Wednesday, August 29, 2007

Death and Dying in the Hospital


Sorry for the recent spotty postings.

This blog has been a way to jot down the meaningful experiences of life, things that I don't want to forget. It's randomly interspersed with interesting factoids that come up along the way. I'm always amazed (and touched) that people stop by to read some of the posts. For those frequent visitors, thanks for coming back. I hope you like what you read.

Part of the reason for the recent lack of posts, is that I've been trying to process some of the hospital cases we've seen. For whatever reason, we've had a number of very sad cases this month. People actively dying before our eyes.

People dying isn't new. We see it in med school. We see it in internship. Others see it daily in residency. But the derm world is usually a little more removed from the acutely ill, inpatient scenario.

And I've never been terribly bothered by seeing sick or dying patients. Of course, there are those patients that we will never forget, and whose death shakes us to the core. But it would be hard to work in our field if every illness and every death rendered us emotionally vulnerable.

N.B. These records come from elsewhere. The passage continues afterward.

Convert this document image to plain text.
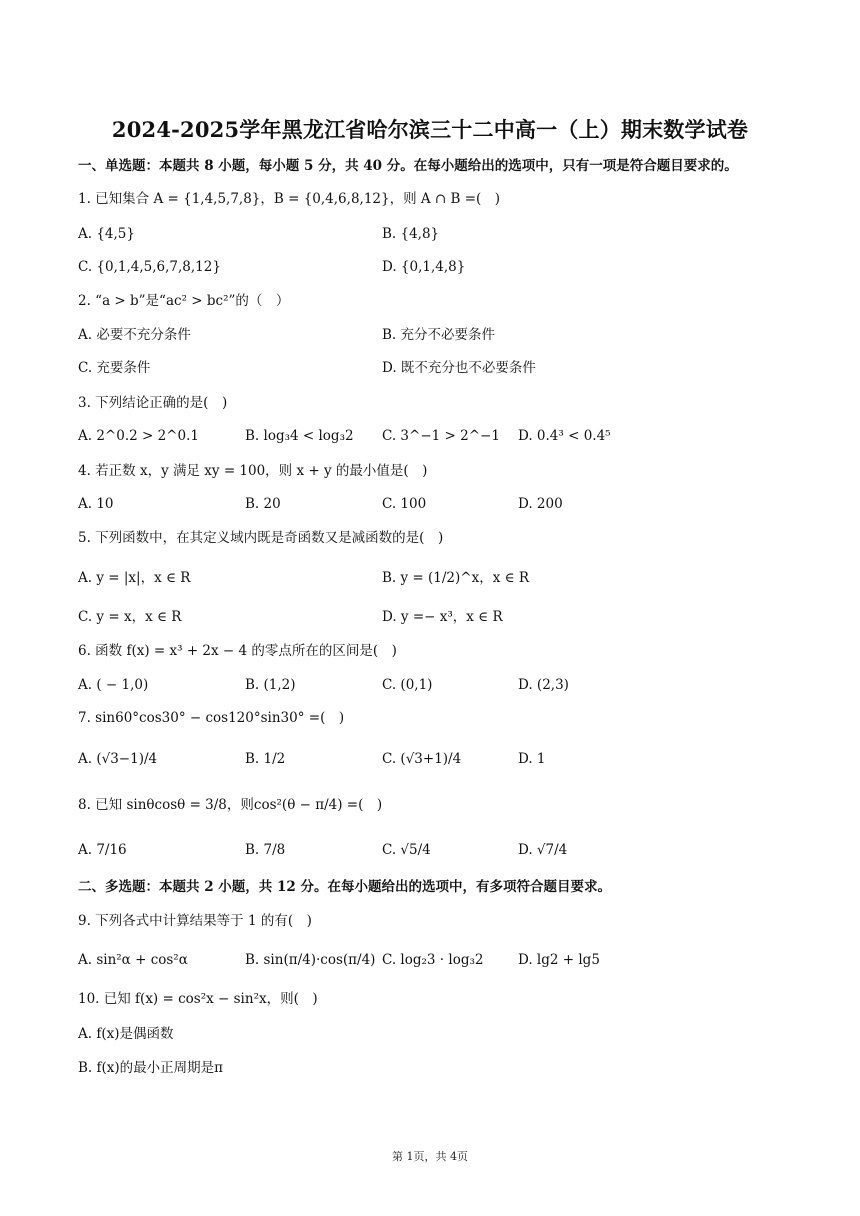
2024-2025学年黑龙江省哈尔滨三十二中高一（上）期末数学试卷
一、单选题：本题共 8 小题，每小题 5 分，共 40 分。在每小题给出的选项中，只有一项是符合题目要求的。
1. 已知集合 A = {1,4,5,7,8}，B = {0,4,6,8,12}，则 A ∩ B =(　)
A. {4,5}	B. {4,8}
C. {0,1,4,5,6,7,8,12}	D. {0,1,4,8}
2. “a > b”是“ac² > bc²”的（　）
A. 必要不充分条件	B. 充分不必要条件
C. 充要条件	D. 既不充分也不必要条件
3. 下列结论正确的是(　)
A. 2^0.2 > 2^0.1	B. log₃4 < log₃2 C. 3^−1 > 2^−1 D. 0.4³ < 0.4⁵
4. 若正数 x，y 满足 xy = 100，则 x + y 的最小值是(　)
A. 10	B. 20	C. 100	D. 200
5. 下列函数中，在其定义域内既是奇函数又是减函数的是(　)
A. y = |x|，x ∈ R	B. y = (1/2)^x，x ∈ R
C. y = x，x ∈ R	D. y =− x³，x ∈ R
6. 函数 f(x) = x³ + 2x − 4 的零点所在的区间是(　)
A. ( − 1,0)	B. (1,2)	C. (0,1)	D. (2,3)
7. sin60°cos30° − cos120°sin30° =(　)
A. (√3−1)/4	B. 1/2	C. (√3+1)/4	D. 1
8. 已知 sinθcosθ = 3/8，则cos²(θ − π/4) =(　)
A. 7/16	B. 7/8	C. √5/4	D. √7/4
二、多选题：本题共 2 小题，共 12 分。在每小题给出的选项中，有多项符合题目要求。
9. 下列各式中计算结果等于 1 的有(　)
A. sin²α + cos²α	B. sin(π/4)·cos(π/4) C. log₂3 · log₃2	D. lg2 + lg5
10. 已知 f(x) = cos²x − sin²x，则(　)
A. f(x)是偶函数
B. f(x)的最小正周期是π
第 1页，共 4页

Life, after all, must go on.

But we've just had a series of patients that have made me ponder about life. Maybe it's a function of getting older. Some of these patients are my parents age. Some are young enough to be my children. Some, are my age, or just a few years younger. Or maybe it's because I'm not used to seeing such sick patients day after day. I don't know.

Here's a few of the patients we've had:
A baby, born deformed, rejected by his parents, who dies without reaching his one month birthday.
A teenage boy who is perfectly normal until he collapses one day and is found to have a severe congenital problem that cannot be fixed.
A mother of five who had a simple elective procedure done, which led to a series of unexpected complications, which led to a transplant, which led to graft versus host disease, who dies.
An infant with a rare genetic condition who gets a bone marrow transplant, develops complications from the transplant, and is actively dying before our eyes.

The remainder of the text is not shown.